Alas, I think the cost may outweigh the benefit. Personally, I found the planes system to be the most frustrating mechanic I'd encountered since the "turn around" button in Guilty Gear Isuka, itself perhaps this game's spiritual other half--a 2-D fighting game that wanted to be a beat 'em up. In both cases, players are asked to unlearn one of the most ingrained fundamentals of the genre, having now instead to handle with conscious intention what before had been easy as breathing. At least in Guilty Gear Isuka, I could try to keep my opponents on one side of me, so that I wouldn't have to turn around to face them. In Guardian Heroes, there's really no way to keep enemies from hopping off to a different plane, at which point I lose precious split-seconds before remembering that I must press the appropriate "shift to plane" button to go after them.

And what do we get in return for this cumbersome design? Some fireballs and uppercuts? Other 2-D beat 'em ups, such as Capcom's Final Fight 3, have managed to implement special moves without having to constrain the battlefield in such a manner. Admittedly, no other beat 'em up has implemented 2-D fighting game mechanics to anywhere near the same extent as Guardian Heroes (unless you count the Boost mode in Guilty Gear Isuka), and probably no other beat 'em up's combat involves as much finesse.

The last unique feature of Guardian Heroes is its inclusion of limited RPG elements. Characters have different stats that you can raise by gaining experience from defeating enemies. Having to take breaks between stages to assign these attribute points further encumbers an experience that is already frequently stalled by the story sequences. This is especially unacceptable when playing with a second player, as the time you spend deciding how to allocate your points may leave the other player waiting impatiently.

That is probably the most serious flaw of Guardian Heroes--that it is not very conducive to a fun co-op experience. For one thing, it only supports two players. But, worse, the story mode seems to have been designed really more as a single-player experience. The constant lulls in the action make this much more of a ponderous and therefore solitary experience than one would expect from a game of this genre. Treasure did include a versus mode for up to 12 players, and this may actually be what Guardian Heroes is best known for. But, for all its Street Fighter-isms, it remains far too simplistic to ever work as a competitive fighting game, and so this arena mode is only fun for the occasional party.
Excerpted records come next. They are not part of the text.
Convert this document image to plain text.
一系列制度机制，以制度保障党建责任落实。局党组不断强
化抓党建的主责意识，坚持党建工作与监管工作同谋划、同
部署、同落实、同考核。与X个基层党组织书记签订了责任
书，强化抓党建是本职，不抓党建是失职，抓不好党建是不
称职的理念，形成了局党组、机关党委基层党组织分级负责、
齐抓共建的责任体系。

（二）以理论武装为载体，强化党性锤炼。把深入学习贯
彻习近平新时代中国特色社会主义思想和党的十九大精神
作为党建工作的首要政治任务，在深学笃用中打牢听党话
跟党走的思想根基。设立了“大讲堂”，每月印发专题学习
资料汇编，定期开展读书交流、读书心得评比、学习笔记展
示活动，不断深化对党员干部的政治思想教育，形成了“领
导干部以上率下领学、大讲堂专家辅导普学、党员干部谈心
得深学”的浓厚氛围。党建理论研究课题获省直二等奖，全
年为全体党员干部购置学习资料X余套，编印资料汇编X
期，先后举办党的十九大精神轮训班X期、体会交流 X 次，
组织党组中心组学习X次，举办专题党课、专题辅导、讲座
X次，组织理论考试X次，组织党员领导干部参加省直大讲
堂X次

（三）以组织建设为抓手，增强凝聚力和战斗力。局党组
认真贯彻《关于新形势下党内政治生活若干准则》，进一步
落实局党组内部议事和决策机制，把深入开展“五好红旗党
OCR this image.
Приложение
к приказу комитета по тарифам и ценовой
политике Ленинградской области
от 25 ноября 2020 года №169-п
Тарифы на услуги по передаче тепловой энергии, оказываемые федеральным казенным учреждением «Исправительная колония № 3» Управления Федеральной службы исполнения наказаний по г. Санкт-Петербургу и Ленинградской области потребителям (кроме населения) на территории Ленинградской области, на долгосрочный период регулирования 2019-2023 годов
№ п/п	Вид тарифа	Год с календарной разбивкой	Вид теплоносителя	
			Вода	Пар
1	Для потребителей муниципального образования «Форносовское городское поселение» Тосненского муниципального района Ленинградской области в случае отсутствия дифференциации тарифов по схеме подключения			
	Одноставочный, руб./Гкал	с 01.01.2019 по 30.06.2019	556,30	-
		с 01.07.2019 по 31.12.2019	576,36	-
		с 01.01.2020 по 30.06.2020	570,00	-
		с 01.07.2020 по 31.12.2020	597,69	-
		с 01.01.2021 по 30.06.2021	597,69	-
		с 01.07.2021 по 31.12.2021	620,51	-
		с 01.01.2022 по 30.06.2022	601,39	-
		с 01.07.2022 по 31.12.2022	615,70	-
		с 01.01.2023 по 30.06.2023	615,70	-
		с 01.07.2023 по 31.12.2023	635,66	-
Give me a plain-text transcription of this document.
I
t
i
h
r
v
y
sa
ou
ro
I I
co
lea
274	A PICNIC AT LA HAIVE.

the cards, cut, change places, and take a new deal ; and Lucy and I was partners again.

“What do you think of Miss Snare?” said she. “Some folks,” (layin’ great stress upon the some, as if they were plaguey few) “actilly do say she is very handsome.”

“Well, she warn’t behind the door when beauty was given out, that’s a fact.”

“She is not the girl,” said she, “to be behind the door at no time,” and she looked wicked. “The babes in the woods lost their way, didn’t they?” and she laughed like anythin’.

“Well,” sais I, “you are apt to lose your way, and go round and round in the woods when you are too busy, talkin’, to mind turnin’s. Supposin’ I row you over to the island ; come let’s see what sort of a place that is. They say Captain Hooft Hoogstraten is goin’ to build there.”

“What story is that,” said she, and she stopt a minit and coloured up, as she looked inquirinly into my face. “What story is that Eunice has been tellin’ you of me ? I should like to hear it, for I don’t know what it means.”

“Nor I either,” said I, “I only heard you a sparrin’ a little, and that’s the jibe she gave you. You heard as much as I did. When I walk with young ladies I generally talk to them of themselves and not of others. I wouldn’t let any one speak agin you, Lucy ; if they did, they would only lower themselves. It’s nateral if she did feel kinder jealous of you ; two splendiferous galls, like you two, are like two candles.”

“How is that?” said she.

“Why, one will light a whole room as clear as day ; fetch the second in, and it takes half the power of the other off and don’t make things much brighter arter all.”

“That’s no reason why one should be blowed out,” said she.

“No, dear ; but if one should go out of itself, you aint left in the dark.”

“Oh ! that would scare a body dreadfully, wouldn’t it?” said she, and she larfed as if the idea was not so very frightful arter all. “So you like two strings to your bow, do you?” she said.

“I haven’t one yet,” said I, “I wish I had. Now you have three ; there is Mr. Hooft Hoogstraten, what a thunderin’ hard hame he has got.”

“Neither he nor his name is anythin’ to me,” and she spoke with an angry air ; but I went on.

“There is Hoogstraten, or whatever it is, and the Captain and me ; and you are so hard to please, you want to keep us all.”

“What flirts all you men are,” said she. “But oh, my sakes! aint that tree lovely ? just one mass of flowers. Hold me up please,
As far as I'm concerned, this is Skies of Arcadia all over again--just another case of a truly mediocre game with a fan-manufactured reputation as a hidden gem. I attribute this to a mix of post-purchase rationalization--adopters of a total bust of a game system feeling the need to justify their purchase by desperately propping up one of that system's rare exclusives--and a will to elitism--the need for snobs to make themselves feel special by developing a cult around a game that was never actually remarkable, but only so hard to come by that nobody on the outside could try it for themselves to verify that the game was unremarkable. Well, I think perhaps that cult finally voiced its praise a little too loudly and proudly, encouraging Treasure to release the game to wider audience, whereupon both the game itself and its champions have at last been exposed for the frauds they have always been. Now excuse me while I sign some petition for Sega to never ever port Panzer Dragoon Saga to any viable platform.

5 comments:

Czardoz said...

Now I don't know if I should play Advance Guardian Heroes or Gunstar Super Heroes for the GBA.

Henry said...

Oh, I heard the fans were disappointed by those sequels, so they're probably perfectly fine games.

Sam Kahn said...

What are you favorite Treasure games?

Henry said...

I never owned a Genesis, so I guess I missed out on their early stuff. But the old Contra games, although technically they weren't developed by Treasure, are always the first things that come to mind when I think of the "Treasure style" of action. I wish Konami would get them to make a new Contra.

What about you? Any favorites?

Sam Kahn said...

Astro Boy: Omega Factor, Mischief Makers, ikaruga, and Sin & Punishment: Star Successor. I've been meaning to try out the Bleach DS games and Bangai-O.